4) So far, the Dallas Citizens Council is getting what they paid for…

Although he’s only been in office two months, Leppert hasn’t forgotten the people who created him. All of his positions so far have been pro-business, and arguably at the expense of the folks Laura Miller occasionally cared about. His opposition to Hunt’s referendum is a boon to developers and area business owners and a poke in the face to the rest of us who would like to have a functional park downtown. Then on Wednesday, the mayor also voted in favor of making it easier for oil and gas companies to drill on public land, rejecting calls from Hunt and Rasansky to toughen the restrictions on where they can operate. Even the mayor’s decision to scrap verified response may come at the expense of regular citizens if the police can’t show up in time to a mugging because they’re at the scene of a false alarm at a North Dallas boutique.

“In my opinion it was a victory of the private interests over the public interests,” says Mayor Pro Tem Elba Garcia, who argued in favor of verified response.

Give the mayor credit, however, for being predictable. Of all the bromides the mayor proffered during the campaign, almost none of them touched on neighborhoods. Instead, Leppert focused exclusively on expanding the tax base, which now means making life as easy as possible for business owners.

5) Leppert is starting to discover that his opponents were right.

During the campaign, Leppert attacked rival Max Wells (remember him?) when Wells called for a referendum on a sales tax to pay for more police officers. Again and again, Leppert said he was confident the city could put more cops on the street without hiking taxes.

“We've got to use the existing budget structure to address our priority,” Leppert told the Morning News in March.

Later, during the run-off, Oakley challenged him to explain how he’d hire more cops without raising taxes or cutting services. In one debate, Oakley offered to go back to his car and retrieve the budget book for Leppert to peruse.

Leppert should have taken him up on it. Mary Suhm’s proposed $2.65 billion budget, which puts 200 new officers on the street, calls for a tax rate increase of 2.17 cents per $100 in property valuation. Leppert says that he’d like to whittle that number down to zero, but his own chief of staff acknowledges how difficult that’s going to be.

“Everybody would love to get the needs of their city met without a tax increase,” says Chris Heinbaugh, the former ace reporter for WFAA-Channel 8. “Everybody is working toward that goal, but I don’t know if that’s possible.”
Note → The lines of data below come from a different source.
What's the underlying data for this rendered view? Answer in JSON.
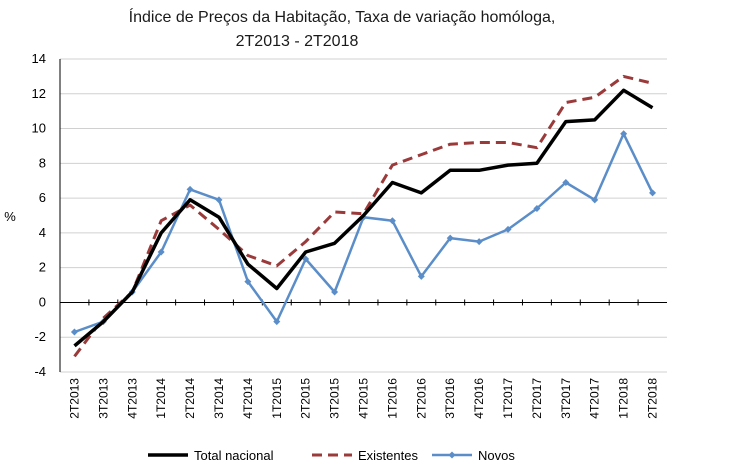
{
  "chart_data": {
    "type": "line",
    "title": "Índice de Preços da Habitação, Taxa de variação homóloga,",
    "subtitle": "2T2013 - 2T2018",
    "ylabel": "%",
    "xlabel": "",
    "ylim": [
      -4,
      14
    ],
    "yticks": [
      -4,
      -2,
      0,
      2,
      4,
      6,
      8,
      10,
      12,
      14
    ],
    "grid": "y",
    "legend": "bottom",
    "categories": [
      "2T2013",
      "3T2013",
      "4T2013",
      "1T2014",
      "2T2014",
      "3T2014",
      "4T2014",
      "1T2015",
      "2T2015",
      "3T2015",
      "4T2015",
      "1T2016",
      "2T2016",
      "3T2016",
      "4T2016",
      "1T2017",
      "2T2017",
      "3T2017",
      "4T2017",
      "1T2018",
      "2T2018"
    ],
    "series": [
      {
        "name": "Total nacional",
        "color": "#000000",
        "style": "solid",
        "values": [
          -2.5,
          -1.1,
          0.6,
          4.0,
          5.9,
          4.9,
          2.2,
          0.8,
          2.9,
          3.4,
          5.0,
          6.9,
          6.3,
          7.6,
          7.6,
          7.9,
          8.0,
          10.4,
          10.5,
          12.2,
          11.2
        ]
      },
      {
        "name": "Existentes",
        "color": "#9b3a3a",
        "style": "dashed",
        "values": [
          -3.1,
          -0.9,
          0.6,
          4.7,
          5.6,
          4.2,
          2.7,
          2.1,
          3.5,
          5.2,
          5.1,
          7.9,
          8.5,
          9.1,
          9.2,
          9.2,
          8.9,
          11.5,
          11.8,
          13.0,
          12.6
        ]
      },
      {
        "name": "Novos",
        "color": "#5b8ec9",
        "style": "solid-markers",
        "values": [
          -1.7,
          -1.1,
          0.6,
          2.9,
          6.5,
          5.9,
          1.2,
          -1.1,
          2.5,
          0.6,
          4.9,
          4.7,
          1.5,
          3.7,
          3.5,
          4.2,
          5.4,
          6.9,
          5.9,
          9.7,
          6.3
        ]
      }
    ]
  }
}
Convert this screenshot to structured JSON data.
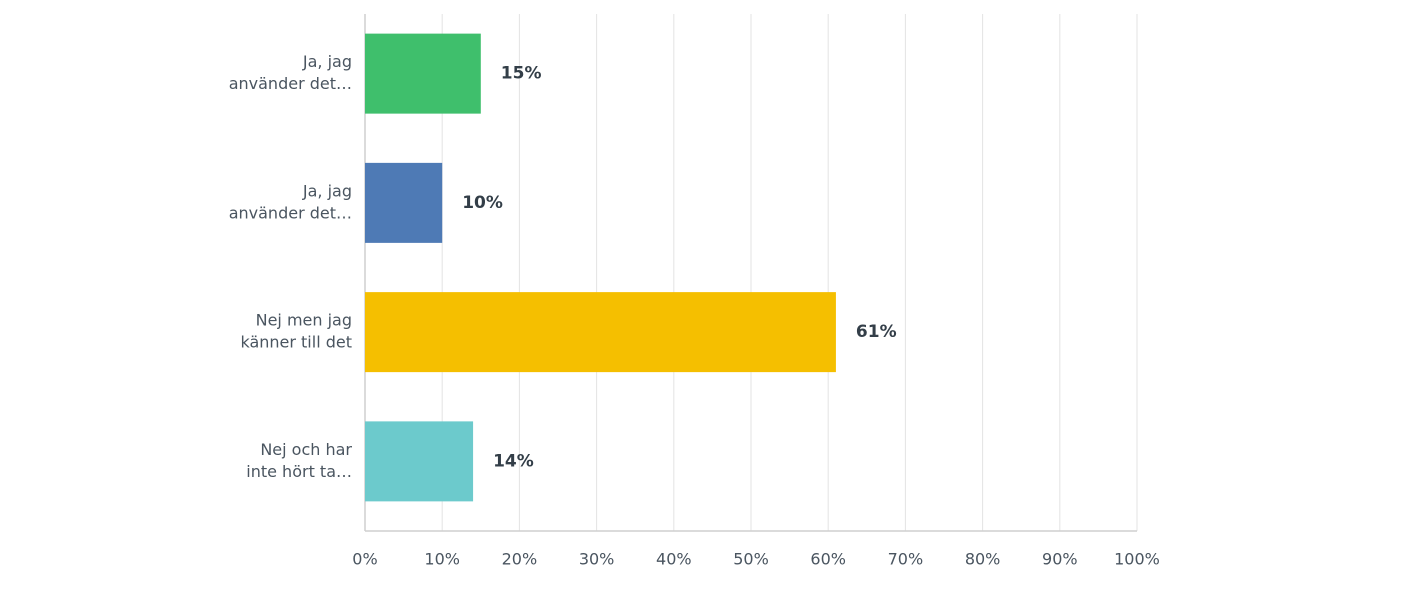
{
  "chart_data": {
    "type": "hbar",
    "categories": [
      [
        "Ja, jag",
        "använder det…"
      ],
      [
        "Ja, jag",
        "använder det…"
      ],
      [
        "Nej men jag",
        "känner till det"
      ],
      [
        "Nej och har",
        "inte hört ta…"
      ]
    ],
    "values": [
      15,
      10,
      61,
      14
    ],
    "value_labels": [
      "15%",
      "10%",
      "61%",
      "14%"
    ],
    "colors": [
      "#3fbf6c",
      "#4e7ab5",
      "#f5bf00",
      "#6ccacc"
    ],
    "xlim": [
      0,
      100
    ],
    "xticks": [
      {
        "value": 0,
        "label": "0%"
      },
      {
        "value": 10,
        "label": "10%"
      },
      {
        "value": 20,
        "label": "20%"
      },
      {
        "value": 30,
        "label": "30%"
      },
      {
        "value": 40,
        "label": "40%"
      },
      {
        "value": 50,
        "label": "50%"
      },
      {
        "value": 60,
        "label": "60%"
      },
      {
        "value": 70,
        "label": "70%"
      },
      {
        "value": 80,
        "label": "80%"
      },
      {
        "value": 90,
        "label": "90%"
      },
      {
        "value": 100,
        "label": "100%"
      }
    ],
    "grid": true
  }
}
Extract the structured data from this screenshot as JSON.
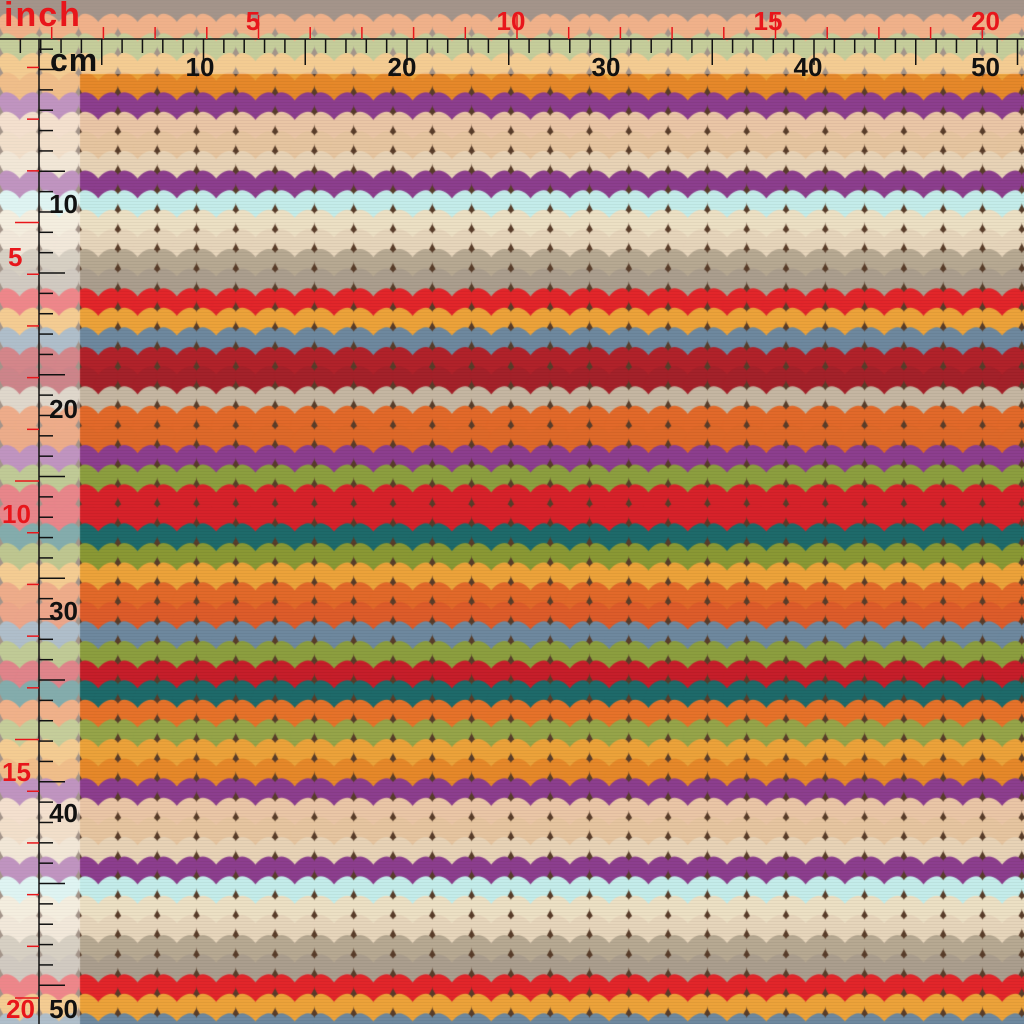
{
  "rulers": {
    "inch_label": "inch",
    "cm_label": "cm",
    "inch_major_marks": [
      "5",
      "10",
      "15",
      "20"
    ],
    "cm_major_marks": [
      "10",
      "20",
      "30",
      "40",
      "50"
    ],
    "inch_color": "#e8161b",
    "cm_color": "#111111"
  },
  "fabric": {
    "pattern": "knit-stitch-stripes",
    "background_color": "#5a3e2b",
    "stripe_colors": [
      "#e8742a",
      "#97a64a",
      "#eea43b",
      "#e88a2a",
      "#8e3f8f",
      "#edc8a8",
      "#e9c7a1",
      "#ead5b8",
      "#8e3f8f",
      "#c6efec",
      "#efe2c6",
      "#e9d7bd",
      "#b9ab94",
      "#ada090",
      "#e4262b",
      "#eea43b",
      "#6f8aa0",
      "#b3232b",
      "#a6222a",
      "#c7b8a3",
      "#e46a2a",
      "#e06a2a",
      "#8e3f8f",
      "#8ea040",
      "#d9232b",
      "#d8232b",
      "#1f6b6b",
      "#8b9a35",
      "#eea43b",
      "#e46a2a",
      "#df5d2b",
      "#6f8aa0",
      "#8ea040",
      "#c81f2a",
      "#1f6b6b"
    ]
  }
}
Heinbaugh adds, “He’s going to work very hard to get it down to zero. He ran on that and that’s important to him. But there are 14 other council members, and they have priorities for their district and for the city.”

Of course, Leppert’s opponents already explained those political realities during the campaign, but he merely scoffed at them without offering a detailed plan of his own. I asked Leppert this week what he'd do if he had to make a choice between keeping two campaign pledges--putting more officers on the street and not raising taxes--and he explained to me that he wanted to do both. If he does, kudos. But just about nobody thinks that’s going to happen.

Says Hunt, “Mary Suhm’s budget calls for a tax increase and that’s what we will be voting on.”